Во-первых, это настойчивая пропаганда идей сильной власти, под которой понимается не столько ее действенность или способность поддерживать закон и порядок, сколько неоспоримость, неприкосновенность и некий мистический смысл, позволяющий отождествлять ее с государственностью в целом [18] . В новой системе координат государство не просто равно существующей власти, оно превращается в функцию от нее, так что покушение на власть представляется попыткой уничтожить, ликвидировать государство.
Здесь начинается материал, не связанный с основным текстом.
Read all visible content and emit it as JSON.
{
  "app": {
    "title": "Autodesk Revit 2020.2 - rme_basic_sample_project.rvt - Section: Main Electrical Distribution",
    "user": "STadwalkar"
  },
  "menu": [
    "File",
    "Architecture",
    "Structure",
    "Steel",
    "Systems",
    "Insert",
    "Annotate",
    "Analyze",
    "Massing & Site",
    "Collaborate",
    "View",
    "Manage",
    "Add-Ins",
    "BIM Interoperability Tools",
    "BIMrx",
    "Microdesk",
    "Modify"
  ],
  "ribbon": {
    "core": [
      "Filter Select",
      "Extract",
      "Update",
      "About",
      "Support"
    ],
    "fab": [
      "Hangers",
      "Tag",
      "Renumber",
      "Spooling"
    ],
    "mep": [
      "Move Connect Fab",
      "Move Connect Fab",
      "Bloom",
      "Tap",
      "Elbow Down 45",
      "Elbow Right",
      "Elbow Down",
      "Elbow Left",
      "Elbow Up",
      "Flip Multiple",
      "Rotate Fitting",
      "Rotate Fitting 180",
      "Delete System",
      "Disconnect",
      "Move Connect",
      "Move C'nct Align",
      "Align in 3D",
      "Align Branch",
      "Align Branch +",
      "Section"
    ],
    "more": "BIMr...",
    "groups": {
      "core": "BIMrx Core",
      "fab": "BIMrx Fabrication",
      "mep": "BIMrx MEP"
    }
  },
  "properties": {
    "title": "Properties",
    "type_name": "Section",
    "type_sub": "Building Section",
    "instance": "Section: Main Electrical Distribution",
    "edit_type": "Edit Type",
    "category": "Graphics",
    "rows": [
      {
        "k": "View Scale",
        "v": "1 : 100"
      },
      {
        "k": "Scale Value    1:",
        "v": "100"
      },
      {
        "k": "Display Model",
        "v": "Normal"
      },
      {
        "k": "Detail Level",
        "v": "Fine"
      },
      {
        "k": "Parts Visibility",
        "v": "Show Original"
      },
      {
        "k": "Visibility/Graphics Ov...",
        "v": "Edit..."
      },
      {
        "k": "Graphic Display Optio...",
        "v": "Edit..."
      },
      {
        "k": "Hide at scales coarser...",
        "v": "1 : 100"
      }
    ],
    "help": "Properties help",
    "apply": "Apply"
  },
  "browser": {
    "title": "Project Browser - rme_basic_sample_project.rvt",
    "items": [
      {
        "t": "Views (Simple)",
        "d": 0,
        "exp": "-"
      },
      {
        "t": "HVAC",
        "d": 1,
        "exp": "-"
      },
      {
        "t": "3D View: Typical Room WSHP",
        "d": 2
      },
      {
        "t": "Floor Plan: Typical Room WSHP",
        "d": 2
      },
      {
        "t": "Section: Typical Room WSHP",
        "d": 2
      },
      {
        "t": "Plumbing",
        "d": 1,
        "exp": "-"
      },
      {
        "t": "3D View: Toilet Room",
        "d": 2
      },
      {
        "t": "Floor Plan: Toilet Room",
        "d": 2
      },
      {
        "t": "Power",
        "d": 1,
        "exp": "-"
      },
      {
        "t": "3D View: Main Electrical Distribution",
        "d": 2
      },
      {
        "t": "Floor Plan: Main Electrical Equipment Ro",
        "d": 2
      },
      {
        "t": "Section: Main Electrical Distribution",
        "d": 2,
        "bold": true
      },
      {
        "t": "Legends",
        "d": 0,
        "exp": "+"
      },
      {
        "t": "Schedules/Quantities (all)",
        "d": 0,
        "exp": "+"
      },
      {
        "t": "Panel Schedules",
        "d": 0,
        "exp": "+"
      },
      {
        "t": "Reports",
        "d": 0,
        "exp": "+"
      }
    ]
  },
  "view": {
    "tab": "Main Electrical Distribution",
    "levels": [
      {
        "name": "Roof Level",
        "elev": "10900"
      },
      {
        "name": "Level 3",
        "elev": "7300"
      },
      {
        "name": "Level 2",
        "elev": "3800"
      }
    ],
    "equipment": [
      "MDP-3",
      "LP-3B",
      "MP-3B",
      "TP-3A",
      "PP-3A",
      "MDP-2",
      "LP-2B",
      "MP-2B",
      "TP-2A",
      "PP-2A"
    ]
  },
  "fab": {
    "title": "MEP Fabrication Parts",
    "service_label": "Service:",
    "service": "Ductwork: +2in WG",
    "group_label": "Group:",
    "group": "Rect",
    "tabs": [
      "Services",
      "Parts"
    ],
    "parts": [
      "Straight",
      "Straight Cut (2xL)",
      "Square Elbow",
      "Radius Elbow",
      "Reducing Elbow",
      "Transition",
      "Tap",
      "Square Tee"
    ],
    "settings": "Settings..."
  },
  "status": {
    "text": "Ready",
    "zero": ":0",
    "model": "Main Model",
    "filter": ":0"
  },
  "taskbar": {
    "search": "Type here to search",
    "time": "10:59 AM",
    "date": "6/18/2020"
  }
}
По существу, на вооружение принимается идея самодержавия, но даже не в имперско-романовском смысле, а в смысле политического евразийства, то есть власти по-язычески «сакральной в самой себе», не подотчетной никаким институтам как якобы естественной и единственной формы существования российской государственности и «единственно» гарантирующей ее от раскола. И хотя формально в этой системе сохраняются выборы как форма легитимации верховной власти, идеологически они подаются не как выбор одного кандидата из нескольких равных, а как самоотверженная борьба единственного и безальтернативного «царя-вождя» с самонадеянными попытками людей из «не-власти» (своего рода «самозванцами») занять место законного хозяина престола. Отсюда и демонстративное отсутствие главного кандидата на дебатах (самодержец не может опускаться до личной полемики с самозванцами), и ореол державности в подаче его в государственных СМИ, и подчеркнутая поддержка его иерархами главной в стране конфессии. Сами выборы главы государства в этой системе координат превращаются в ожидаемое и всячески поощряемое выражение поддержки власти народом – поддержки, в основе которой не трезвая оценка качества политического управления и, как следствие, качества жизни, а защита власти, олицетворяющей государство, от разного рода «раскольников», субъективно или объективно его ослабляющих.